Re: Kerouac's 50 years of crap
by
Ted_Burke
09/05/2007, 3:12 PM
Life doesn't have any structure. It doesn't have any narrative arc. And Kerouac blows away all that rigid contrivance with one brilliant explosion of language.
Life, actually , does have structure, in the communities we create and the institutions we formulate to hold them together,and in the culture that is shared that provides a diverse citizenry with a sense that there is a purpose to where and the way we live, and that there are the means to improve, correct, or change the conditions of our lives. This is structure. While life has no narrative arc, per se, literature certainly does, and it is in the art of that narrative that the contingencies of life, all those things that one cannot predict (let alone prevent from happening) are contained in fictive form and which can be appreciated as drama, comedy, moral instruction, what have you. Literature is a means to make sense of life, to provide resolutions to brief joys and large traumas, and it is a way to prepare a reader for what ever strange turn one's life might come to.

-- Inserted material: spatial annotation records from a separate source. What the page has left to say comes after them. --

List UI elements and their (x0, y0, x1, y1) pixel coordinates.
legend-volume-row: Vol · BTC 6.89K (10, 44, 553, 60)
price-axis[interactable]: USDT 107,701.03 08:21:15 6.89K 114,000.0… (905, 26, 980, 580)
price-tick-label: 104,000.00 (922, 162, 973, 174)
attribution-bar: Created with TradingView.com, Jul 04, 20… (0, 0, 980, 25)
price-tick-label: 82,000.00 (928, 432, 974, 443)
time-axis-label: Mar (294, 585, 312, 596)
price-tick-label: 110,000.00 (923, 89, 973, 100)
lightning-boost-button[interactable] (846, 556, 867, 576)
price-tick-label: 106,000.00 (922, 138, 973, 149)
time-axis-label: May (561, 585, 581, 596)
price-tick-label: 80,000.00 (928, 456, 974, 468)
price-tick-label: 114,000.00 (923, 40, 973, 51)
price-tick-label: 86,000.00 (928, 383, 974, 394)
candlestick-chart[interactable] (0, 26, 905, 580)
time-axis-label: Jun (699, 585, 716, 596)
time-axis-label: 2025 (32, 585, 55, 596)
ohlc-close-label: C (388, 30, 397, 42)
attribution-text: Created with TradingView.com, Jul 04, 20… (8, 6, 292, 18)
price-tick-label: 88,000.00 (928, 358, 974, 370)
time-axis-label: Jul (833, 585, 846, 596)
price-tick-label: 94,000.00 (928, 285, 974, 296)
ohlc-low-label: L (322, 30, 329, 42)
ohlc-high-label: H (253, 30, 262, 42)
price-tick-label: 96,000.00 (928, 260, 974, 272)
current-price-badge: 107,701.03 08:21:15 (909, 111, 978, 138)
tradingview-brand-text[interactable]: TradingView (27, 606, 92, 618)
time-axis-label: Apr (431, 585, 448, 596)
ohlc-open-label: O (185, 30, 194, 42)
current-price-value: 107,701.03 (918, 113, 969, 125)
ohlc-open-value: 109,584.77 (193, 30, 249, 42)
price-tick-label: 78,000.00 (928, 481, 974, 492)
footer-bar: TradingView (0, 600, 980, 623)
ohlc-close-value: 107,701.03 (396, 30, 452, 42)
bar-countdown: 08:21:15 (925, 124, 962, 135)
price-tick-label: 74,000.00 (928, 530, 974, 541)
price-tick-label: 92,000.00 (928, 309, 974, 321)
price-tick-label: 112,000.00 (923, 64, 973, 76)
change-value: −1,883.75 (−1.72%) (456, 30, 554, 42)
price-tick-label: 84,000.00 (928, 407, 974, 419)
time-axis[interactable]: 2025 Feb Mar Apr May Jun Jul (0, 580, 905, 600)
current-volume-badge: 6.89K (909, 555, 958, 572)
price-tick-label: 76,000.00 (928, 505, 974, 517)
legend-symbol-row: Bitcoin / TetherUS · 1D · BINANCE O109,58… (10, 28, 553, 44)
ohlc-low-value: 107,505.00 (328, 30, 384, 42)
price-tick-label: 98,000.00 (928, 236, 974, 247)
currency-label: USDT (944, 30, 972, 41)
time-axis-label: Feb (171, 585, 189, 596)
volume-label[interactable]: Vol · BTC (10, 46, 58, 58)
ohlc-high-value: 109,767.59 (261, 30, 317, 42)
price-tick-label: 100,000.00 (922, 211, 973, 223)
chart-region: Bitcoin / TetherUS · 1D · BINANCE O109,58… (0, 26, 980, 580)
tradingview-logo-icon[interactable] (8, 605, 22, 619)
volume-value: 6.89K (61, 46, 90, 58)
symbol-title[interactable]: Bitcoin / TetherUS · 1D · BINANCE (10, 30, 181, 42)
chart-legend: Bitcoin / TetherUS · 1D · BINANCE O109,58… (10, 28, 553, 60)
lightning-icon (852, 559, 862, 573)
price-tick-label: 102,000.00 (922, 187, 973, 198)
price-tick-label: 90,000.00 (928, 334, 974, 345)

Since I've read On the Road, novels with plots, and conflicts and resolutions, and so on, all seem hopelessly mechanical and false.
Tossing out plots, conflicts, structure is no less a gimmick, I think. It's more interesting to see how writers reconfigure and plotting techniques to tell their truths in compelling ways.
Some of these are pretty commercial though: Mailer, Cheever, Updike, Styron. These are middle-brow hacks, and thank God there's an avant garde alternative to them (Kerouac!).
Kerouac is quaint and nostalgic, and it's his image that's been sold to new audiences, not literary merit. Mailer has had best sellers, sure, but he's been a bold innovator of narrative form in Why Are We In Viet Nam, Of Women and their Elegance, Ancient Evenings and his most recent The Castle in the Forest . He's hardly one catering to a large audience's expectations by sticking with a style they are familiar with and expect. Updike is similarily experimental with form, as in Brazil, The Centaur, Terrorist, and his Rabbit Quartet. Kerouac's limitless capacity for self-regard comes up short with what these writers have accomplished.